The Prime Minister is being accompanied by Minister in-charge of Foreign Affairs Khandu Wangchuk, Foreign Secretary Yeshey Dorji and other officials, a statement of the Ministry of External Affairs said.

While in India, PM Thinley will call on the President Pranab Mukherjee and Vice-President Hamid Ansari. He will also meet with Prime Minister Manmohan Singh and Finance Minister P Chidambaram, according to the Ministry.

“Among various bilateral and regional issues that are likely to be discussed, hydro-electric projects would be one of the main areas of focus.”

During recent visit of the Indian Foreign Minister Salman Khurshid, India had assured Bhutan that it will continue to finance the hydro-electric projects in that “very special” country despite 2012-13 “not” being the best year as far as its own budget was concerned, added PTI.
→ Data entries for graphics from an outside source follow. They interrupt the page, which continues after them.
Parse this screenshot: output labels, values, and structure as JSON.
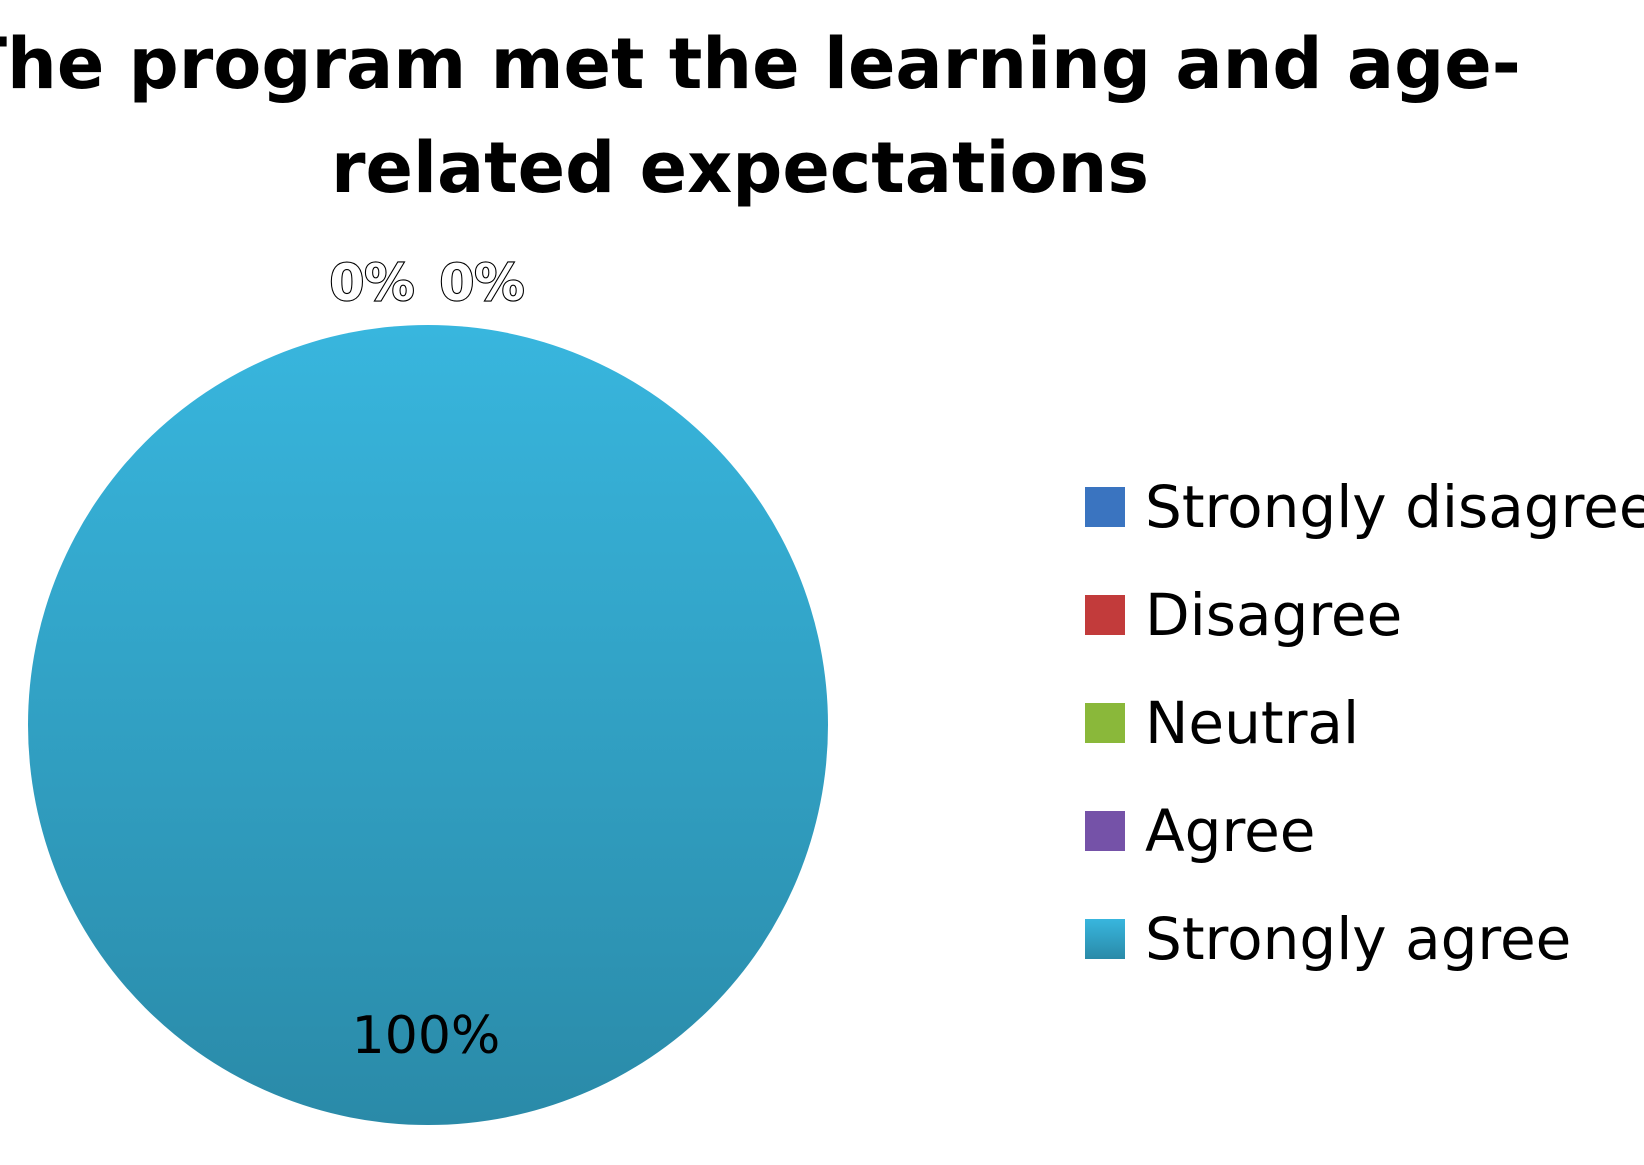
{
  "chart_data": {
    "type": "pie",
    "title": "The program met the learning and age-related expectations",
    "title_lines": [
      "The program met the learning and age-",
      "related expectations"
    ],
    "categories": [
      "Strongly disagree",
      "Disagree",
      "Neutral",
      "Agree",
      "Strongly agree"
    ],
    "values": [
      0,
      0,
      0,
      0,
      100
    ],
    "data_labels": [
      "0%",
      "0%",
      "",
      "",
      "100%"
    ],
    "colors": [
      "#3a74c0",
      "#c23b3b",
      "#8ab83a",
      "#7552a8",
      "#35aed6"
    ],
    "legend_position": "right"
  }
}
  1. I don’t know how far Bhutan will benefit from such $ multi-billions hydro projects but it is definite that it’ll have long term implications. Bhutan must be very cautious in defining the form of project as the domestic economy doesn’t support the total resources. In such situation it’s very obvious to involve other entities and this is the global trend. In Bhutan’s scenario it would have been rationale and justifiable if the private companies or investors are involved but I fear the involvement of central government.
    History showed many vivid examples of how the poor nations that allowed or depended on other investments suffered at the end. Some even have to surrender the nationhood.
    Bhutan must lobby for the Build – Operate – Transfer (BOT) principle within the short time frame. We have seen that India’s investment in different projects or infrastructures development lack the transfer of ownership to the Bhutanese part.
    Bhutan must save the revenue and invest on such projects. It’s unwise decision to raise the government servant salary and instead rely on foreign investments for its developments. This approach is more sensible.
    India has seen her future needs and began undertaking many miracles. So let’s also understand the fundamentals. With our limited understanding our future generation has to repent.